Kim doesn't always know exactly what she might find beyond their property. And it's important, she says, to harvest where there has been no chemical spraying. So before leaving the yard she tucks some common plants -- some might call them weeds -- in cellophane bags. Kim and Hook say plastic ruins delicate pickings.

"I'm going to pick a little bit of this stuff here," Hook says, reaching for some greenery.

"That going to be enough?" Kim asks. "Oh, you are doing the henbit?"

Henbit has small dark scalloped leaves and tiny purple blossoms along the stalk. Suburban landscapers hate it. But Kim says rural gourmets love it.

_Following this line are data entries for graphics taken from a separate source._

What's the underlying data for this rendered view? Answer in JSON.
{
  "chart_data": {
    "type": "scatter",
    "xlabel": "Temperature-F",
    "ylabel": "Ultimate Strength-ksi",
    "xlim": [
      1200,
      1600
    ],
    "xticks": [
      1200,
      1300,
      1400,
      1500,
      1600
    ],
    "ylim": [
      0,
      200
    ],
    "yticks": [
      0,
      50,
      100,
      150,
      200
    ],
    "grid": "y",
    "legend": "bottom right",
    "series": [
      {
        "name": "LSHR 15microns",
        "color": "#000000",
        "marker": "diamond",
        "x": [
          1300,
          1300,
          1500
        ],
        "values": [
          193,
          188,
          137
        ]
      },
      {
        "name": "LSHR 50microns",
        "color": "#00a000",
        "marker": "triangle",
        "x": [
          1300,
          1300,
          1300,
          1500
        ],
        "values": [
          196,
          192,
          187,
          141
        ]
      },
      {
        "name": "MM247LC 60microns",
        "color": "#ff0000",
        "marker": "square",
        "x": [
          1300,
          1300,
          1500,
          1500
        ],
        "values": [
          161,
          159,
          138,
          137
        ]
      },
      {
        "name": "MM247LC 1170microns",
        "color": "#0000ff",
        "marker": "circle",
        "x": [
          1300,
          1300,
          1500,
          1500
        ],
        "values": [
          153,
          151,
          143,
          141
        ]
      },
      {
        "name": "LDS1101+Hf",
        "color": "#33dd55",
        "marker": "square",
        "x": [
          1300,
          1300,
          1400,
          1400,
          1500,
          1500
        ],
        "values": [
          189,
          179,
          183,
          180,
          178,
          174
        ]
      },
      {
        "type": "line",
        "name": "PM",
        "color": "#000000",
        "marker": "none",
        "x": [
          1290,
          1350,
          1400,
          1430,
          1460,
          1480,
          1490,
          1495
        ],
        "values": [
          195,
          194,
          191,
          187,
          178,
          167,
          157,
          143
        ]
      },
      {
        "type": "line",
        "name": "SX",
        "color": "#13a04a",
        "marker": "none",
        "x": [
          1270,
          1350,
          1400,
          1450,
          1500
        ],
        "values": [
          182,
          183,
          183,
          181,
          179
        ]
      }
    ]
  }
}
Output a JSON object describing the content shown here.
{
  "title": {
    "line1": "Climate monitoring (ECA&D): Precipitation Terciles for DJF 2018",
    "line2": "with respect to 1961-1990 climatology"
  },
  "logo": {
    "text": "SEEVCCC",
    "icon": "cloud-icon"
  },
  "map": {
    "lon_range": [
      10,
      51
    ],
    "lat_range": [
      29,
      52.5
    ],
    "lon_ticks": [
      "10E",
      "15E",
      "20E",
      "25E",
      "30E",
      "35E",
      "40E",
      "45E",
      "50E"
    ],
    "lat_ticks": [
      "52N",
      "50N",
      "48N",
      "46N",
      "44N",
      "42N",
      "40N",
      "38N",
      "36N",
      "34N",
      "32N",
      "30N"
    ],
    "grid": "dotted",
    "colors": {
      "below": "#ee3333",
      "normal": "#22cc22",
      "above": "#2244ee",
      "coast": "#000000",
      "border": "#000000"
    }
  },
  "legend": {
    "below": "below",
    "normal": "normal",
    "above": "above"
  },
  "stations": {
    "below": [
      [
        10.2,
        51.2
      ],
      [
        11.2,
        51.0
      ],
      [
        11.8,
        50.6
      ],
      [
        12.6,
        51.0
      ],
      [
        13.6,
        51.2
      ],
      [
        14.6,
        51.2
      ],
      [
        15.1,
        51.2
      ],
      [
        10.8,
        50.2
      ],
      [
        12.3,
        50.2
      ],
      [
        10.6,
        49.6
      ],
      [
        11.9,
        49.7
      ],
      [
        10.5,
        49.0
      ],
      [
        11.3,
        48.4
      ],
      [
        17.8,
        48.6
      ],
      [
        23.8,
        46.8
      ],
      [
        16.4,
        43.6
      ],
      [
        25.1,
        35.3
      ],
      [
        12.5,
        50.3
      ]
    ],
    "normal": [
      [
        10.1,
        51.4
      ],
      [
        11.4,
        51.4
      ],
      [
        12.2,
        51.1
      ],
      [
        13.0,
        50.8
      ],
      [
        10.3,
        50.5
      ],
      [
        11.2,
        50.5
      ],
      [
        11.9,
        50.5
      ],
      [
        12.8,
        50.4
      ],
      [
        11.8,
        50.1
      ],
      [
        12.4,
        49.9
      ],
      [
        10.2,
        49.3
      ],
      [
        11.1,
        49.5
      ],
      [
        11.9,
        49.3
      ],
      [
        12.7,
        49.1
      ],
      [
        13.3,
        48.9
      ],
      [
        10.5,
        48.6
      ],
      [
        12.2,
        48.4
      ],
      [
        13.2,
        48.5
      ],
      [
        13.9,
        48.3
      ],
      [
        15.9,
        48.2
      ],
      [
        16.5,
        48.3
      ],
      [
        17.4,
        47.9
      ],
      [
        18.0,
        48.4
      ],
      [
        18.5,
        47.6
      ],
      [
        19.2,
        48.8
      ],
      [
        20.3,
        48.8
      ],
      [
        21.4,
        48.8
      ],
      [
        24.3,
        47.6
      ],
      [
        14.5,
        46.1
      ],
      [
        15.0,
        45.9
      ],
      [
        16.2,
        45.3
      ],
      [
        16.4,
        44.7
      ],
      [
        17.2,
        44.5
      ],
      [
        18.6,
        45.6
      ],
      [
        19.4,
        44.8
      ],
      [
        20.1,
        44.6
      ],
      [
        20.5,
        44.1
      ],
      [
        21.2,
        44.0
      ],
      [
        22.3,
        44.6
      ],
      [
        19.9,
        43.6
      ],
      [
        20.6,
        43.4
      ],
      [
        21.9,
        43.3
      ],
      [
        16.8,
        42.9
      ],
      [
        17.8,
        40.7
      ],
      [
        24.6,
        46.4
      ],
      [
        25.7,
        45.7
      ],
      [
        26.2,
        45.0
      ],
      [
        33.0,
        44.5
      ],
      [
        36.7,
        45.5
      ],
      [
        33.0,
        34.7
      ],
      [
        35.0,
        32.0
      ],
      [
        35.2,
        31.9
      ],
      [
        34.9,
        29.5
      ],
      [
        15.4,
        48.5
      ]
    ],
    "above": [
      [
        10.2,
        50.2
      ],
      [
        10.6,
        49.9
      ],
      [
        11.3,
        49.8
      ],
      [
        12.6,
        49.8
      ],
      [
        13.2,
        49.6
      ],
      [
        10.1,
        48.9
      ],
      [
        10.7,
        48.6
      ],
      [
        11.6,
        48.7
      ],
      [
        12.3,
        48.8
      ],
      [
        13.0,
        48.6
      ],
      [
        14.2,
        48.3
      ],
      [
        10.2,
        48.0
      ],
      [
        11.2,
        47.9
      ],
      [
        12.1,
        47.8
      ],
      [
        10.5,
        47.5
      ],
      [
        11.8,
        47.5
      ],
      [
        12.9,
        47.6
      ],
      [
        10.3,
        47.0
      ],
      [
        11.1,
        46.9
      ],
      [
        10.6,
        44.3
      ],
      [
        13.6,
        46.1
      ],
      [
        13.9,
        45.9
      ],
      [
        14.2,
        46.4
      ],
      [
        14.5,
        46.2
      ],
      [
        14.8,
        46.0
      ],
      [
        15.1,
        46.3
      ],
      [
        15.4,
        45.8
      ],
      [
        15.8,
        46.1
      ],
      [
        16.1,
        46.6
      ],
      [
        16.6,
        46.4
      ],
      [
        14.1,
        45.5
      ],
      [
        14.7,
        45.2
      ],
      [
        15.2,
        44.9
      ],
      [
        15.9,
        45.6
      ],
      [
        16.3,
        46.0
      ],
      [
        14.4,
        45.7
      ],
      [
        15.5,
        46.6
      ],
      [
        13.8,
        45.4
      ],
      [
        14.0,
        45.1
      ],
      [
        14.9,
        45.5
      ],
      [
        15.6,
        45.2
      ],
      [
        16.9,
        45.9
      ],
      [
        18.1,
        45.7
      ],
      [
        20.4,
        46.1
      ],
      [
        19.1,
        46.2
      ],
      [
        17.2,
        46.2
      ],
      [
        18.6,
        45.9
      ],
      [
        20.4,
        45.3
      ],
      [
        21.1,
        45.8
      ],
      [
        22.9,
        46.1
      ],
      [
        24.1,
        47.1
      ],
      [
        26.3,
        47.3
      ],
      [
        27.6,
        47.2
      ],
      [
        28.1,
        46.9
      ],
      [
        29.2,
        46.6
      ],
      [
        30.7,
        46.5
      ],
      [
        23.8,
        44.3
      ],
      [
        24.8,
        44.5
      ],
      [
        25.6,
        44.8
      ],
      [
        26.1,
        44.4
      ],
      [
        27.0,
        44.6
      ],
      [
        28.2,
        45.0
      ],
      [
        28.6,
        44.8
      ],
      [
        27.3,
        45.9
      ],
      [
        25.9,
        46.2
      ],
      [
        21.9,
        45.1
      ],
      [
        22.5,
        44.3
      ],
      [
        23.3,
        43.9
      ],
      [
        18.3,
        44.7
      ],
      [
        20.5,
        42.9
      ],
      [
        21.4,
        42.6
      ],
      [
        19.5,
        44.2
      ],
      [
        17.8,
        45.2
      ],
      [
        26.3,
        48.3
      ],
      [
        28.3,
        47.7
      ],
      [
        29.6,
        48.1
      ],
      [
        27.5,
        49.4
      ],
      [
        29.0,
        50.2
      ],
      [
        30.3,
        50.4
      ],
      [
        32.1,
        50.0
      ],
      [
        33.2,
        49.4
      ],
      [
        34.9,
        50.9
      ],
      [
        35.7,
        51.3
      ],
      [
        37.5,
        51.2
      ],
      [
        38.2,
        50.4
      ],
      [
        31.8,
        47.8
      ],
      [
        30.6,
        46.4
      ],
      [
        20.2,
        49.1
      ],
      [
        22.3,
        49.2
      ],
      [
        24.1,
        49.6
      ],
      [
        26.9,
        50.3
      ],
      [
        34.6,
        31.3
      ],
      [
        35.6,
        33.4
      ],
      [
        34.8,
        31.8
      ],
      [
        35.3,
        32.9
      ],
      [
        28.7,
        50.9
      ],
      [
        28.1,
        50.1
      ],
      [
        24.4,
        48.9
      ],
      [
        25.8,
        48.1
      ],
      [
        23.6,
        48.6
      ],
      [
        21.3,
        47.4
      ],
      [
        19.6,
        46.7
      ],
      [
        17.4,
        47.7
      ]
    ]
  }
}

"Our chefs compare it to balsamic mint," she says.

With walking sticks and woven-basket backpacks, Kim and Hook head downhill through a pasture towards a stream. They collect dandelions, violet blossoms, wild sedum, sorrel, and lots of watercress. As storm cloud gather, they settle down on a stream bank for a healthy al fresco lunch.

"I'm going to rip this watercress up a little bit," Hook says, "just to get it more smaller to eat."

Les tosses the greens in a stainless steel bowl as Nova passes out chopsticks and paper plates.

"Everybody got their weapons?" says Hook.

The couples wild salads tend to be finely minced. Each crunchy bite of this one tastes a little bitter, a little sweet, and a little sour, especially after adding the tangy ginger-root dressing.

If you aren't good at identifying plants, or knowing which ones are safe, pack a reliable field guide. Hook and Kim rarely pull anything out by the roots, unless the tubers are what they need most. And they pick most greens towards the top of a stalk, so the plants will keep growing and supplying them with fresh salad fixings all summer long.

Hook munches slowly, and offers his trademark maxim: "Step out your back door and eat forever more."